RECOVERY OF A CONSERVATION SURGERY OF THE BREAST: WHAT TO EXPECT
Most women can go home the same day or the next day and recover quickly.
The side effects of the surgery to keep the breast may include:
- Pain or a feeling of "pull" in the chest
- Temporary swelling of the breast
- Scar tissue is hard and / or dimple that forms in the surgical site
- Change in the shape of the breast.
- Nerve pain (neuropathic) (sometimes described as burning or stabbing pain) in the chest wall, armpit or the arm that does not go away with time. This may also occur in patients with mastectomy and is called syndrome of pain posmastectomía.
- As with all operations, it is also possible to have bleeding and infection at the site of the surgery, among other complications.
DO YOU REMOVED ALL OF THE CANCER?
During the surgery, your surgeon(or) will try to remove all the cancer, in addition to a portion of normal tissue around the tumor.

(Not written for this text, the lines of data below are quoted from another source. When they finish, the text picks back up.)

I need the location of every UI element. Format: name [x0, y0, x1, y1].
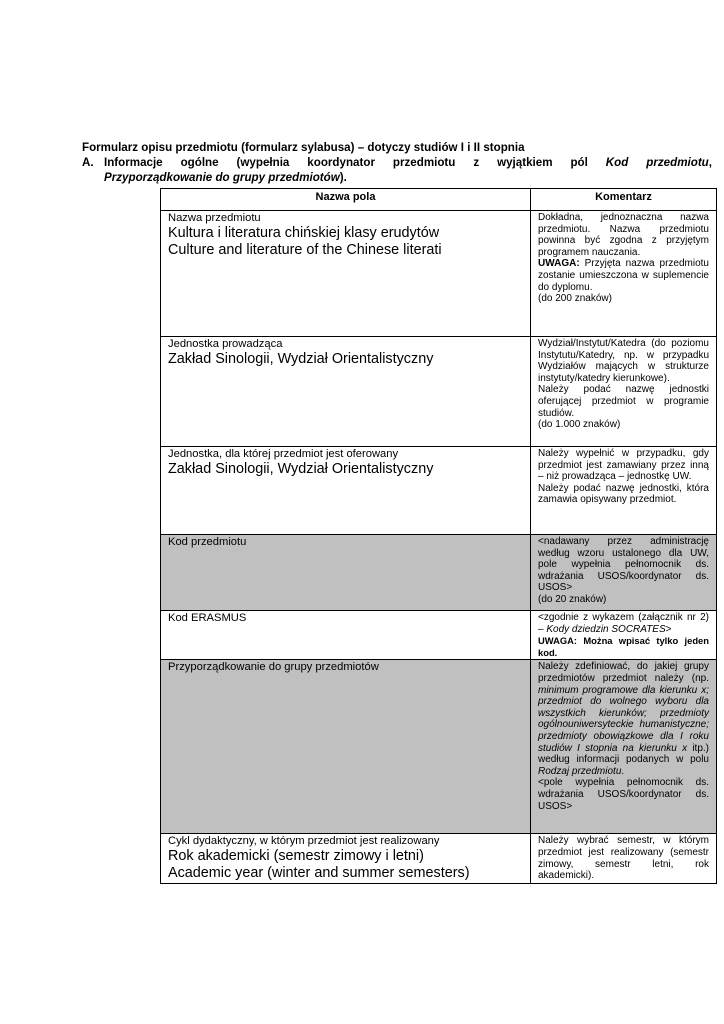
- field-label: Kod przedmiotu: [168, 536, 247, 548]
- comment-text: Wydział/Instytut/Katedra (do poziomu Instytutu/Katedry, np. w przypadku Wydziałów mających w strukturze instytuty/katedry kierunkowe).: [538, 338, 709, 384]
- field-label: Jednostka, dla której przedmiot jest oferowany: [168, 448, 399, 460]
- document-heading: [82, 140, 712, 185]
- field-label: Przyporządkowanie do grupy przedmiotów: [168, 661, 379, 674]
- section-text-start: Informacje ogólne (wypełnia koordynator przedmiotu z wyjątkiem pól: [104, 156, 606, 169]
- comment-text: Należy wypełnić w przypadku, gdy przedmiot jest zamawiany przez inną – niż prowadząca – jednostkę UW.: [538, 448, 709, 483]
- comment-italic: Kody dziedzin SOCRATES: [546, 623, 666, 635]
- section-text-end: ).: [339, 171, 347, 184]
- comment-cell: [531, 211, 717, 337]
- table-row: [161, 611, 717, 660]
- comment-italic: minimum programowe dla kierunku x; przedmiot do wolnego wyboru dla wszystkich kierunków; przedmioty ogólnouniwersyteckie humanistyczne; przedmioty obowiązkowe dla I roku studiów I stopnia na kierunku x: [538, 684, 709, 754]
- comment-span: <zgodnie z wykazem (załącznik nr 2) –: [538, 612, 709, 635]
- comment-bold: UWAGA: Można wpisać tylko jeden kod.: [538, 635, 709, 658]
- comment-text: [538, 258, 709, 293]
- header-comment: Komentarz: [531, 189, 717, 211]
- comment-cell: [531, 535, 717, 611]
- comment-cell: [531, 611, 717, 660]
- comment-cell: [531, 834, 717, 884]
- comment-text: Dokładna, jednoznaczna nazwa przedmiotu. Nazwa przedmiotu powinna być zgodna z przyjętym programem nauczania.: [538, 212, 709, 258]
- comment-span: >: [665, 623, 672, 635]
- field-cell: [161, 211, 531, 337]
- field-label: Kod ERASMUS: [168, 612, 247, 624]
- field-value[interactable]: Academic year (winter and summer semesters): [168, 865, 470, 882]
- comment-span: .: [621, 765, 625, 777]
- table-row: [161, 211, 717, 337]
- section-text: [104, 155, 712, 170]
- comment-text: Należy podać nazwę jednostki, która zamawia opisywany przedmiot.: [538, 482, 709, 506]
- section-a-heading: [82, 155, 712, 170]
- comment-text: (do 200 znaków): [538, 293, 612, 305]
- field-cell: [161, 535, 531, 611]
- field-cell: [161, 447, 531, 535]
- section-sep: ,: [708, 156, 712, 169]
- comment-cell: [531, 337, 717, 447]
- field-cell: [161, 611, 531, 660]
- field-label: Cykl dydaktyczny, w którym przedmiot jest realizowany: [168, 835, 440, 848]
- table-row: [161, 834, 717, 884]
- section-number: A.: [82, 156, 94, 169]
- comment-text: Należy podać nazwę jednostki oferującej przedmiot w programie studiów.: [538, 384, 709, 419]
- field-cell: [161, 660, 531, 834]
- comment-cell: [531, 660, 717, 834]
- comment-span: Należy zdefiniować, do jakiej grupy przedmiotów przedmiot należy (np.: [538, 661, 709, 684]
- section-a-heading-cont: [82, 170, 712, 185]
- comment-span: itp.) według informacji podanych w polu: [538, 742, 709, 766]
- section-italic-1: Kod przedmiotu: [605, 156, 709, 169]
- comment-text: <nadawany przez administrację według wzoru ustalonego dla UW, pole wypełnia pełnomocnik ds. wdrażania USOS/koordynator ds. USOS>: [538, 536, 709, 594]
- table-row: [161, 337, 717, 447]
- table-row: [161, 447, 717, 535]
- field-label: Jednostka prowadząca: [168, 338, 283, 350]
- table-row: [161, 535, 717, 611]
- comment-text: [538, 661, 709, 777]
- comment-italic: Rodzaj przedmiotu: [538, 765, 622, 777]
- comment-text: <pole wypełnia pełnomocnik ds. wdrażania USOS/koordynator ds. USOS>: [538, 777, 709, 812]
- table-header-row: [161, 189, 717, 211]
- syllabus-table: [160, 188, 717, 884]
- header-field-name: Nazwa pola: [161, 189, 531, 211]
- field-cell: [161, 337, 531, 447]
- field-label: Nazwa przedmiotu: [168, 212, 261, 224]
- field-value[interactable]: Culture and literature of the Chinese literati: [168, 242, 442, 258]
- field-cell: [161, 834, 531, 884]
- field-value[interactable]: Zakład Sinologii, Wydział Orientalistyczny: [168, 351, 434, 367]
- comment-span: Przyjęta nazwa przedmiotu zostanie umieszczona w suplemencie do dyplomu.: [538, 258, 709, 293]
- field-value[interactable]: Rok akademicki (semestr zimowy i letni): [168, 848, 424, 865]
- comment-text: (do 1.000 znaków): [538, 419, 621, 431]
- comment-cell: [531, 447, 717, 535]
- comment-text: (do 20 znaków): [538, 593, 607, 605]
- field-value[interactable]: Zakład Sinologii, Wydział Orientalistyczny: [168, 461, 434, 477]
- field-value[interactable]: Kultura i literatura chińskiej klasy erudytów: [168, 225, 440, 241]
- section-italic-2: Przyporządkowanie do grupy przedmiotów: [104, 171, 340, 184]
- table-row: [161, 660, 717, 834]
- form-title: Formularz opisu przedmiotu (formularz sylabusa) – dotyczy studiów I i II stopnia: [82, 141, 525, 154]
- comment-bold: UWAGA:: [538, 258, 580, 270]
- comment-text: Należy wybrać semestr, w którym przedmiot jest realizowany (semestr zimowy, semestr letni, rok akademicki).: [538, 835, 709, 882]
- comment-text: [538, 612, 709, 635]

After the surgery, the pathologist will examine in the laboratory the tissue that was removed. If the pathologist finds no cancer cells in any of the edges of the removed tissue, is said to have negative margins. If you are microscopic cancer cells in the edges of the tissue, is said to have margins close or positive. Having positive margins means that it is possible that some cancer cells are still in the breast after the surgery, so it is possible that the surgeon may need to go back and remove more tissue. This operation is called reescisión. If you are still cancer cells are found in the edges of the tissue removed after the second surgery, you may need a mastectomy.
SURGERY BREAST RECONSTRUCTION AFTER SURGERY OF CONSERVATION MAMMARY
The larger part of the breast removed, you will most likely notice a change in the shape of the breast after. If your breasts will look very different after the surgery, it is possible that we make some kind of reconstructive surgery or to reduce the size of the breast-healthy to make the breasts more symmetrical (uniforms). It may even be possible to do so during the initial surgery.
TREATMENT AFTER CONSERVATIVE SURGERY OF THE BREAST
All conservative surgery should be supplemented with radiation therapy to the breast after the surgery, to help reduce the chances of the cancer coming back in the same site. Sometimes, to make it easier to direct the radiation, can be placed small metal clips (that will show up in x-rays) within the breast during surgery, to mark the area. Many women will receive hormonal therapy (in case of breast cancer, hormone-dependent) after the surgery to help reduce the risk of the cancer coming back. Some women may also need chemotherapy after surgery. If so, radiotherapy, and hormonal therapy is usually delayed until you complete the chemotherapy.